22 kasım 2012 sabahı, fazıl say'ın kişisel facebook sayfasından yayınladığı, uzlaşma isteği içeren mektubudur.
metin şu şekilde :
fazıl say'dan sana mektup var,
Bana 2 dakikani ayırmak ve mektubumu okumak zorundasın;
Uzlaşabiliriz...
Evet hatalı bir laf ettim sana, evet öfkeliyim sana, çünkü sen beni hiç bir zaman anlamaya çalışmadın, çünkü sen beni hep "öteki" olarak gördün, "Batı uşagı" dedin, "Elitist" dedin, "Kâfir" dedin, "Bati kültürünün taklidi" dedin, "Bizden degil" dedin, , ya da hep kaçtın, hep sıyrıldın, yüzleşmedin..
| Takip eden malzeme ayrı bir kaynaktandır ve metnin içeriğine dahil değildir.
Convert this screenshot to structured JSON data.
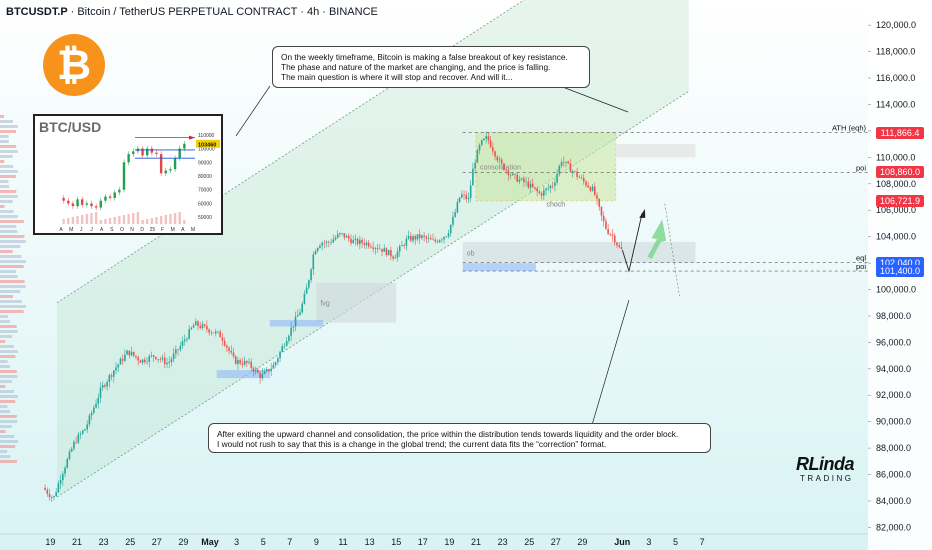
{
  "header": {
    "symbol": "BTCUSDT.P",
    "description": "· Bitcoin / TetherUS PERPETUAL CONTRACT · 4h · BINANCE"
  },
  "chart_data": {
    "type": "candlestick",
    "symbol": "BTCUSDT.P",
    "timeframe": "4h",
    "exchange": "BINANCE",
    "ylim": [
      81500,
      121000
    ],
    "y_ticks": [
      "120,000.0",
      "118,000.0",
      "116,000.0",
      "114,000.0",
      "112,000.0",
      "110,000.0",
      "108,000.0",
      "106,000.0",
      "104,000.0",
      "102,000.0",
      "100,000.0",
      "98,000.0",
      "96,000.0",
      "94,000.0",
      "92,000.0",
      "90,000.0",
      "88,000.0",
      "86,000.0",
      "84,000.0",
      "82,000.0"
    ],
    "x_ticks": [
      "19",
      "21",
      "23",
      "25",
      "27",
      "29",
      "May",
      "3",
      "5",
      "7",
      "9",
      "11",
      "13",
      "15",
      "17",
      "19",
      "21",
      "23",
      "25",
      "27",
      "29",
      "Jun",
      "3",
      "5",
      "7"
    ],
    "x_tick_days": [
      -12,
      -10,
      -8,
      -6,
      -4,
      -2,
      0,
      2,
      4,
      6,
      8,
      10,
      12,
      14,
      16,
      18,
      20,
      22,
      24,
      26,
      28,
      31,
      33,
      35,
      37
    ],
    "price_path": [
      [
        -12.4,
        85000
      ],
      [
        -11.6,
        84200
      ],
      [
        -11,
        86000
      ],
      [
        -10,
        88500
      ],
      [
        -9.2,
        89500
      ],
      [
        -8,
        92500
      ],
      [
        -7,
        94000
      ],
      [
        -6,
        95300
      ],
      [
        -5,
        94600
      ],
      [
        -4,
        95000
      ],
      [
        -3,
        94400
      ],
      [
        -2,
        95800
      ],
      [
        -1,
        97400
      ],
      [
        0,
        97000
      ],
      [
        1,
        96500
      ],
      [
        2,
        94600
      ],
      [
        3,
        94400
      ],
      [
        4,
        93400
      ],
      [
        5,
        94300
      ],
      [
        6,
        96500
      ],
      [
        7,
        98500
      ],
      [
        7.5,
        100300
      ],
      [
        8,
        103000
      ],
      [
        8.5,
        103600
      ],
      [
        9,
        103500
      ],
      [
        10,
        104200
      ],
      [
        11,
        103600
      ],
      [
        12,
        103500
      ],
      [
        13,
        103100
      ],
      [
        14,
        102500
      ],
      [
        15,
        103800
      ],
      [
        16,
        104000
      ],
      [
        17,
        103600
      ],
      [
        18,
        104200
      ],
      [
        18.5,
        105500
      ],
      [
        19,
        107200
      ],
      [
        19.6,
        106800
      ],
      [
        20,
        109500
      ],
      [
        20.5,
        111000
      ],
      [
        21,
        111500
      ],
      [
        21.5,
        110500
      ],
      [
        22,
        109500
      ],
      [
        23,
        108500
      ],
      [
        24,
        108000
      ],
      [
        25,
        107200
      ],
      [
        26,
        108000
      ],
      [
        26.6,
        109800
      ],
      [
        27.2,
        109200
      ],
      [
        28,
        108400
      ],
      [
        29,
        107500
      ],
      [
        29.6,
        105500
      ],
      [
        30,
        104500
      ],
      [
        30.5,
        104000
      ],
      [
        31,
        103000
      ]
    ],
    "price_labels": [
      {
        "text": "111,866.4",
        "value": 111866.4,
        "color": "#f23645"
      },
      {
        "text": "108,860.0",
        "value": 108860,
        "color": "#f23645"
      },
      {
        "text": "106,721.9",
        "value": 106721.9,
        "color": "#f23645"
      },
      {
        "text": "102,040.0",
        "value": 102040,
        "color": "#2962ff"
      },
      {
        "text": "101,400.0",
        "value": 101400,
        "color": "#2962ff"
      }
    ],
    "levels": [
      {
        "label": "ATH (eqh)",
        "value": 111866.4
      },
      {
        "label": "poi",
        "value": 108860
      },
      {
        "label": "eql",
        "value": 102040
      },
      {
        "label": "poi",
        "value": 101400
      }
    ],
    "zones": [
      {
        "label": "consolidation",
        "x0": 20,
        "x1": 30.5,
        "y0": 106721.9,
        "y1": 111866.4,
        "color": "#c8e6a0"
      },
      {
        "label": "fvg",
        "x0": 8,
        "x1": 14,
        "y0": 97500,
        "y1": 100500,
        "color": "#cfd8dc"
      },
      {
        "label": "ob",
        "x0": 19,
        "x1": 36.5,
        "y0": 102040,
        "y1": 103600,
        "color": "#cfd8dc"
      },
      {
        "label": "",
        "x0": 19,
        "x1": 24.5,
        "y0": 101400,
        "y1": 102000,
        "color": "#90b8f8"
      },
      {
        "label": "",
        "x0": 4.5,
        "x1": 8.5,
        "y0": 97200,
        "y1": 97700,
        "color": "#90b8f8"
      },
      {
        "label": "",
        "x0": 0.5,
        "x1": 4.5,
        "y0": 93300,
        "y1": 93900,
        "color": "#90b8f8"
      },
      {
        "label": "",
        "x0": 30.5,
        "x1": 36.5,
        "y0": 110000,
        "y1": 111000,
        "color": "#e0e0e0"
      }
    ],
    "annotations": [
      "choch"
    ],
    "inset": {
      "title": "BTC/USD",
      "y_ticks": [
        "110000",
        "100000",
        "90000",
        "80000",
        "70000",
        "60000",
        "50000"
      ],
      "x_ticks": [
        "A",
        "M",
        "J",
        "J",
        "A",
        "S",
        "O",
        "N",
        "D",
        "25",
        "F",
        "M",
        "A",
        "M"
      ],
      "price_label": "103460",
      "price_path": [
        64,
        62,
        60,
        58,
        63,
        59,
        60,
        58,
        57,
        62,
        65,
        64,
        68,
        70,
        90,
        96,
        98,
        100,
        95,
        100,
        97,
        96,
        82,
        84,
        85,
        93,
        100,
        103.5
      ]
    }
  },
  "callouts": {
    "top": [
      "On the weekly timeframe, Bitcoin is making a false breakout of key resistance.",
      "The phase and nature of the market are changing, and the price is falling.",
      "The main question is where it will stop and recover. And will it..."
    ],
    "bottom": [
      "After exiting the upward channel and consolidation, the price within the distribution tends towards liquidity and the order block.",
      "I would not rush to say that this is a change in the global trend; the current data fits the “correction” format."
    ]
  },
  "logo": {
    "glyph": "₿",
    "color": "#f7931a"
  },
  "watermark": {
    "line1": "RLinda",
    "line2": "TRADING"
  }
}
Umurunda olmadı ne Nasreddin Hocanın danslarını bestelemem, ne Kara Toprağı, Veysel'i, Dede Efendi'yi, istanbul Senfonisini, Nazım Oratoryosunu, Altıok'u, Turgut Uyar'ı Yunus Emre'yi, Mezopotamya'yı, Hezarfen'i bestelemem.
Piyanoda "Dünya Birinciliği" almam, dunyanin her yerinde bir Türk olarak verdiğim konserlerim, Anadolu turnelerimm, sana hep elimi uzatmak istemem, hiç birisi umurunda olmadı.. Sen hep manipulasyonlar içindeki medyanı dinledin, bir kere bile gerçeği görmedin..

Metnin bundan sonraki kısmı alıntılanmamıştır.